Poor miserable Steve has a bomb go off in his life when he’s up late listening to DJ John Peel’s show and gets  that  shock of recognition when he hears the New York Dolls. Puzzled by their snarling energy, David Johansen, Sylvain Sylvain and Johnny Thunders political lyrics and sense of fun touch him somewhere deep. Obsessed with Johansen, still Steve Morrison, sexually ambivalent, über sarcastic, relentlessly battered and humiliated by both bullies and an irritated, embarrassed family, there’s a steady diet of the expected anecdotes about being pushed into the deep end of a swimming pool, being beaten up and, sometimes, rescued. It definitely does clue you in to his obsessions.
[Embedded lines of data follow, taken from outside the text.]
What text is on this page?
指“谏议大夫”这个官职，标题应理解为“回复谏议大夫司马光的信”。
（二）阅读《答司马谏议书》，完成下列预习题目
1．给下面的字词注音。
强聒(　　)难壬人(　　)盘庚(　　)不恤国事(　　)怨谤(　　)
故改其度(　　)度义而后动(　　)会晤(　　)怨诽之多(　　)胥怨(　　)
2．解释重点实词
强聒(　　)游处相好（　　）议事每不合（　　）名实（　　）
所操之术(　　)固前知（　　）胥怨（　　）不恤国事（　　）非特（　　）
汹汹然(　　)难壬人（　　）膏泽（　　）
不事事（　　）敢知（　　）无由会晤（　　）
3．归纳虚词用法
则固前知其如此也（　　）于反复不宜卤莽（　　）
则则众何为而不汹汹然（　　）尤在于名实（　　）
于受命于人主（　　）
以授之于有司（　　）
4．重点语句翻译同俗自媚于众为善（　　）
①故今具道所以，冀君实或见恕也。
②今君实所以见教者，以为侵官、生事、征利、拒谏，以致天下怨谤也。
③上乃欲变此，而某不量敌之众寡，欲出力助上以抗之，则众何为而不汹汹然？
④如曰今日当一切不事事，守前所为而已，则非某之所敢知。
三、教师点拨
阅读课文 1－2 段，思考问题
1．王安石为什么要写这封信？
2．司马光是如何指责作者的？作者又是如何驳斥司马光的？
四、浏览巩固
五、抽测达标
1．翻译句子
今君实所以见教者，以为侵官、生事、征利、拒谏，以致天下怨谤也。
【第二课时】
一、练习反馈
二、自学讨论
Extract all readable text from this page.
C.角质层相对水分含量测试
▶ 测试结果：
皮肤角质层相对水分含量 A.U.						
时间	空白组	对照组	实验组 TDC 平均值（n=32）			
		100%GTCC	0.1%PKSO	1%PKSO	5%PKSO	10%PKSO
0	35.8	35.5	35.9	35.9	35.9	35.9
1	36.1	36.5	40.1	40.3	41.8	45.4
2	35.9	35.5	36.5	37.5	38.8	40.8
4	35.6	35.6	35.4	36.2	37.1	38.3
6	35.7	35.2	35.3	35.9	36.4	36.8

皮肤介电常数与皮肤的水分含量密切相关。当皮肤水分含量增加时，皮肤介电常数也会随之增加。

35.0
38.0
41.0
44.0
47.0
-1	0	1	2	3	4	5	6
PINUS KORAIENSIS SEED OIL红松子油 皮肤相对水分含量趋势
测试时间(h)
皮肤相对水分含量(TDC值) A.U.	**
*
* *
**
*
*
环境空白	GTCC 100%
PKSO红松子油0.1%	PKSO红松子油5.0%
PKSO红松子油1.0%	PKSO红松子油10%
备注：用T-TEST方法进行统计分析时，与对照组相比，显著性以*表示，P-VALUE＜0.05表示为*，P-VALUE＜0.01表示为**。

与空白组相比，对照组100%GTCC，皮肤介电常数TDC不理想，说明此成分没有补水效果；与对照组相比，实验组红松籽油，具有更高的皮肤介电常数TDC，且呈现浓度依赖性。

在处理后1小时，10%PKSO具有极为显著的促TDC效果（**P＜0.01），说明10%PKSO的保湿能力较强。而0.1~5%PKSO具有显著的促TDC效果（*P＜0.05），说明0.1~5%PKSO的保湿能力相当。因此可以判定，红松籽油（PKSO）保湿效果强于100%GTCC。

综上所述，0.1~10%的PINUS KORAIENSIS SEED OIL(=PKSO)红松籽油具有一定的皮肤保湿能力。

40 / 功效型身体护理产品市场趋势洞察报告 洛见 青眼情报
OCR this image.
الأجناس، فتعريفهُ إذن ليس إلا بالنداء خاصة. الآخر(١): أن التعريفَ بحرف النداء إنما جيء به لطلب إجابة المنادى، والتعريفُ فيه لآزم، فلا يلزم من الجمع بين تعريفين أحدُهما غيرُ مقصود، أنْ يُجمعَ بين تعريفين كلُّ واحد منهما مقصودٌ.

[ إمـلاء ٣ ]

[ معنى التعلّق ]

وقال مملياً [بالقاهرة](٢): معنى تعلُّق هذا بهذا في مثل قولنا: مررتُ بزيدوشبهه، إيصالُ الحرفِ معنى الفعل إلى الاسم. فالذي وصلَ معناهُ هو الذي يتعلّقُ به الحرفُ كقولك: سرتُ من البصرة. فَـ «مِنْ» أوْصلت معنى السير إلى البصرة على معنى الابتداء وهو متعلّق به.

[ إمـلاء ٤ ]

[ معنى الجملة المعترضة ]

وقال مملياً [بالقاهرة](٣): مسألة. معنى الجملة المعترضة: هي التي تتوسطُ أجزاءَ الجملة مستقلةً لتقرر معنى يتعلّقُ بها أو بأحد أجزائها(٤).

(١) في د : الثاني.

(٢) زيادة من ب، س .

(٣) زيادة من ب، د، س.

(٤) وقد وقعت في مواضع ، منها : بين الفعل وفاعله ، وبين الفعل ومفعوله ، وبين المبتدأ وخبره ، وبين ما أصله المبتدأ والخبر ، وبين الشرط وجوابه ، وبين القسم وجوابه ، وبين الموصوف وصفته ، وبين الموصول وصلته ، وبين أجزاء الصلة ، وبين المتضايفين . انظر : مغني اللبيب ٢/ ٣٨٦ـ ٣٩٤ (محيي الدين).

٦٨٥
Indeed, when he repeatedly dances around the house to the Supremes’ I’m Livin’ in Shame until his Dad tells him it’s embarrassing, I have to admit I feel for the father.

The man can write and he exhibits a lovely turn of phrase in each short tender descriptive portrait he makes of his mother and the grand, deep friendship shared with James Maker: “When his true self slipped out, he covered his face with his hands, as if scrubbing himself away… ” Indeed, I would urge him to bury some years in commitment to a novel. Clearly never challenged by any kind of editor with courage, Morrissey wants some payback and he wastes 50 snore-worthy pages vilifying Mike Joyce, the Smiths’ drummer, over a 1996 lawsuit in which Joyce successfully sued for a higher cut of the band’s royalties. I, me, mine: Boring!

My friend Desmond insists it’s all a careful paint-by-numbers Laird of Mopery persona. The utter boredom of at least a third of this puts the lie to that. All I wanted was more Smiths! Morte de Morrissey only lacks its final convincing bloody denouement. A gory corpse for his own gratification. “I am no more unhappy than anyone else,” he insists. Liar!